Cumhuriyet’e konuşan Özel’in açıklamaları şöyle:
Sığınmacı sorununu, Suriye’nin geleceğini ve Türkiye’nin Suriye politikalarını nasıl değerlendiriyorsunuz?
Suriye’de birden çok zorluk var. Sınırın öbür tarafında tek bir devlet ve askerleri yok. Bu nedenle sınır güvenliği ciddi bir sorun. Bu konuda etkin bir tutum alacağız. Önümüzdeki ay içinde Suriye konferansı veya Türkiye’de sığınmacı sorununa yönelik bir konferans yapmayı düşünüyoruz. Burada çözüm önerilerimizi dile getireceğiz. Esad ile görüşme de dahil her konuda inisiyatif alacağımızı daha önce söylemiştik. Yıllardır zaten görüşülmesi gerektiğini söylüyoruz. Esad ile CHP’li milletvekilleri görüştü diye neredeyse vatan haini oluyorlardı. Şimdi biz Esad ile görüşebiliriz dedikten saatler sonra Erdoğan, “Biz birlikte tatil yaptık, yine yapabiliriz” dedi. Avrupa, Suriyeli mültecilerin hedef ülkesi olmamak için Erdoğan’la Türkiye’yi bir mülteci kampına çevirecek anlaşma imzaladı. 6 milyon Avroluk bir anlaşma yaptılar ama görünmeyen tarafında “Türkiye’ye karşı raporları yumuşak yazalım, Türkiye’yi Erdoğan yönetsin, iyi bir pazarlık yapalım, bunları orada tutalım” dediler ve utanç verici bir süreç yaşanıyor. Bugün Türkiye’de ne yaşanıyorsa bunun iki sebebi ve tek aktörü var.

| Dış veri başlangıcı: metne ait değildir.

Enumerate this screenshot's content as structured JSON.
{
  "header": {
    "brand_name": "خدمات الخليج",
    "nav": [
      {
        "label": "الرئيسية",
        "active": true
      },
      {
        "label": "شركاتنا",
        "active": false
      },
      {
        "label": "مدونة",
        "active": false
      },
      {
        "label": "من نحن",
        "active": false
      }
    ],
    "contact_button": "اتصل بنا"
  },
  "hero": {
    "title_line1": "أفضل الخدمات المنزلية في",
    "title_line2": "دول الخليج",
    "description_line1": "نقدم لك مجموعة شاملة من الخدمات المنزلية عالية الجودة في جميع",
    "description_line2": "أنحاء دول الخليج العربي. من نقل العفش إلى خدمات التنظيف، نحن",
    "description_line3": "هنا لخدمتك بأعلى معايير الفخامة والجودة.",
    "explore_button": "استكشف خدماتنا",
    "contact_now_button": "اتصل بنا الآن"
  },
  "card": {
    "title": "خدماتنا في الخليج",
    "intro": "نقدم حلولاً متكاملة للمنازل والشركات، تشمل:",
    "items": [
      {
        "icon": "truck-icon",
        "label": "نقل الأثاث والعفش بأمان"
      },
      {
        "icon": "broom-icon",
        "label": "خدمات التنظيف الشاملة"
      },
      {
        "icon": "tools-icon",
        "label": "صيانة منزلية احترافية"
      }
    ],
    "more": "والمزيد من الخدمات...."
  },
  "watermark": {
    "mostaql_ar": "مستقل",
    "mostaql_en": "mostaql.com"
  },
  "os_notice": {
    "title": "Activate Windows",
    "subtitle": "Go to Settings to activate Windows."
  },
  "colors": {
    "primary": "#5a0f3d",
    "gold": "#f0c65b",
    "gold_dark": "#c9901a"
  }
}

Bir tanesi komşunun iç işlerine karışan, toprak bütünlüğüne saygı duymayan, komşudaki devlet dışı unsurları muhatap kabul eden Erdoğan’ın dış politikasıdır. Bir tanesi de Avrupa Birliği’yle (AB) yapılan bu geri kabul anlaşması. İkisinin de aktörü Erdoğan. Bugün Türkiye’de mülteciler konusunda ne sorun yaşanıyorsa bunun sorumlusu AKP’nin yanlış tercihleri.

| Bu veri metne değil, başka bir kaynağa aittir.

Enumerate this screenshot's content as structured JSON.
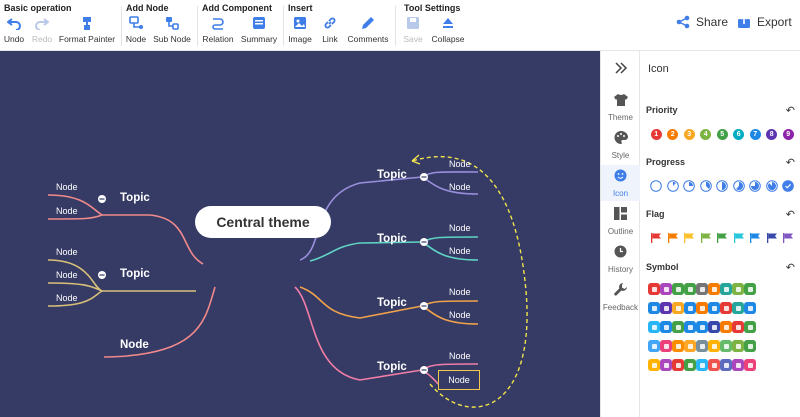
{
  "toolbar": {
    "groups": [
      {
        "title": "Basic operation",
        "buttons": [
          {
            "label": "Undo",
            "icon": "undo-icon",
            "disabled": false
          },
          {
            "label": "Redo",
            "icon": "redo-icon",
            "disabled": true
          },
          {
            "label": "Format Painter",
            "icon": "format-painter-icon",
            "disabled": false
          }
        ]
      },
      {
        "title": "Add Node",
        "buttons": [
          {
            "label": "Node",
            "icon": "node-icon",
            "disabled": false
          },
          {
            "label": "Sub Node",
            "icon": "sub-node-icon",
            "disabled": false
          }
        ]
      },
      {
        "title": "Add Component",
        "buttons": [
          {
            "label": "Relation",
            "icon": "relation-icon",
            "disabled": false
          },
          {
            "label": "Summary",
            "icon": "summary-icon",
            "disabled": false
          }
        ]
      },
      {
        "title": "Insert",
        "buttons": [
          {
            "label": "Image",
            "icon": "image-icon",
            "disabled": false
          },
          {
            "label": "Link",
            "icon": "link-icon",
            "disabled": false
          },
          {
            "label": "Comments",
            "icon": "comments-icon",
            "disabled": false
          }
        ]
      },
      {
        "title": "Tool Settings",
        "buttons": [
          {
            "label": "Save",
            "icon": "save-icon",
            "disabled": true
          },
          {
            "label": "Collapse",
            "icon": "collapse-icon",
            "disabled": false
          }
        ]
      }
    ],
    "share_label": "Share",
    "export_label": "Export"
  },
  "mindmap": {
    "central": "Central theme",
    "topics": [
      {
        "label": "Topic",
        "nodes": [
          "Node",
          "Node"
        ]
      },
      {
        "label": "Topic",
        "nodes": [
          "Node",
          "Node"
        ]
      },
      {
        "label": "Topic",
        "nodes": [
          "Node",
          "Node"
        ]
      },
      {
        "label": "Topic",
        "nodes": [
          "Node",
          "Node"
        ]
      },
      {
        "label": "Topic",
        "nodes": [
          "Node",
          "Node"
        ]
      },
      {
        "label": "Topic",
        "nodes": [
          "Node",
          "Node",
          "Node"
        ]
      }
    ],
    "floating_node": "Node",
    "colors": {
      "bg": "#363b65",
      "purple": "#9a8fdc",
      "teal": "#5fd3c3",
      "orange": "#f0a24a",
      "pink": "#f07ea6",
      "salmon": "#f08a8a",
      "khaki": "#d9c07a",
      "relation": "#f2e34a"
    }
  },
  "sidebar": {
    "tabs": [
      {
        "label": "Theme",
        "icon": "shirt-icon"
      },
      {
        "label": "Style",
        "icon": "palette-icon"
      },
      {
        "label": "Icon",
        "icon": "smiley-icon",
        "active": true
      },
      {
        "label": "Outline",
        "icon": "outline-icon"
      },
      {
        "label": "History",
        "icon": "clock-icon"
      },
      {
        "label": "Feedback",
        "icon": "wrench-icon"
      }
    ]
  },
  "panel": {
    "title": "Icon",
    "sections": [
      {
        "title": "Priority"
      },
      {
        "title": "Progress"
      },
      {
        "title": "Flag"
      },
      {
        "title": "Symbol"
      }
    ],
    "priority": [
      "1",
      "2",
      "3",
      "4",
      "5",
      "6",
      "7",
      "8",
      "9"
    ],
    "priority_colors": [
      "#e53935",
      "#f57c00",
      "#f9a825",
      "#7cb342",
      "#43a047",
      "#00acc1",
      "#1e88e5",
      "#5e35b1",
      "#8e24aa"
    ],
    "progress": [
      0,
      0.125,
      0.25,
      0.375,
      0.5,
      0.625,
      0.75,
      0.875,
      1
    ],
    "flag_colors": [
      "#e53935",
      "#f57c00",
      "#fbc02d",
      "#7cb342",
      "#43a047",
      "#26c6da",
      "#1e88e5",
      "#3949ab",
      "#7e57c2"
    ],
    "symbol_colors": [
      [
        "#e53935",
        "#ab47bc",
        "#43a047",
        "#43a047",
        "#757575",
        "#f57c00",
        "#26a69a",
        "#7cb342",
        "#43a047"
      ],
      [
        "#1e88e5",
        "#5e35b1",
        "#f9a825",
        "#1e88e5",
        "#f57c00",
        "#1e88e5",
        "#e53935",
        "#26a69a",
        "#1e88e5"
      ],
      [
        "#29b6f6",
        "#1e88e5",
        "#43a047",
        "#1e88e5",
        "#1e88e5",
        "#3949ab",
        "#f57c00",
        "#e53935",
        "#43a047"
      ],
      [
        "#42a5f5",
        "#ec407a",
        "#fb8c00",
        "#ffa726",
        "#78909c",
        "#ffb300",
        "#66bb6a",
        "#7cb342",
        "#43a047"
      ],
      [
        "#ffb300",
        "#ab47bc",
        "#e53935",
        "#43a047",
        "#29b6f6",
        "#ef5350",
        "#5c6bc0",
        "#ab47bc",
        "#ec407a"
      ]
    ]
  }
}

Suriye ile bir temas kurdunuz mu?
Gayri resmi kanaldan bir bağlantımız var. Resmi görüşmeyi arkadaşlarımız planlamaya çalışıyor.
Sığınmacı sorunu hiç yokmuş gibi davranan bir taraf ile sığınmacıları gerekçe göstererek uç noktalara giden bir taraf var. CHP’nin bu konuya bakış açısı nedir?
CHP’nin durduğu yer çok kıymetli. Özenli bir dil kullanıyoruz. Geçen zaman ve yaşananlar bizi haklı çıkarıyor. Atatürk’ten miras bir dış politikanın sacayağı var. O, “Komşunun toprak bütünlüğüne saygılı ol, komşunun devletini muhatap al, devlet dışı unsurları muhatap alma” diyor. Biz önümüze geleni Kuvay-ı Milliye ilan ediyoruz. Şimdi Suriye’de Türk bayrakları yakılıyor, “Onlar ÖSO değil” diyorlar. Biri sizin için 75 dolara kurşun sıkıyorsa yarın 200 dolar veren oldu mu size karşı saldırganlaşıyor. CHP, yurtta barış dünyada barış yaklaşımıyla Suriye’yle ilişkileri iyileştirmeyi, Suriye’nin istikrarını sağlamayı savunuyor. Ondan sonra da bütün Avrupa ülkeleri ve dünyadaki yapılara “Pamuk eller cebe” diyerek sığınmacıların oraya gitmesi için oralara okullar, hastaneler yapmak lazım. Amerika’nın iştahını, Rusya’nın ısrarını yönetebilecek etkin bir dış politika gerekiyor. Bunların hepsinin yapılması için bir paradigma değişikliğine ihtiyaç var. Avrupa’nın kendileri için istikrarlı bir yapı gördükleri Erdoğan’ın politikaları Türkiye için gitgide istikrarsızlaşıyor. Artık bu mızrağın çuvala sığacak hali kalmadı. Ben Avrupa’daki siyasi muhataplarımızla da konuşuyorum. Türkiye’nin sığınmacı sorunu çözülmeli. Suriye istikrara kavuşmalı. Siz bu konuda üzerinize düşeni yapmalısınız. Sonra da AB üyeliğimizle ilgili çoktan hak ettiğimiz bir şeyi ortadan kaldırmalısınız. 60 yıldır başvurmuşuz, yanımızdan gelen geçti.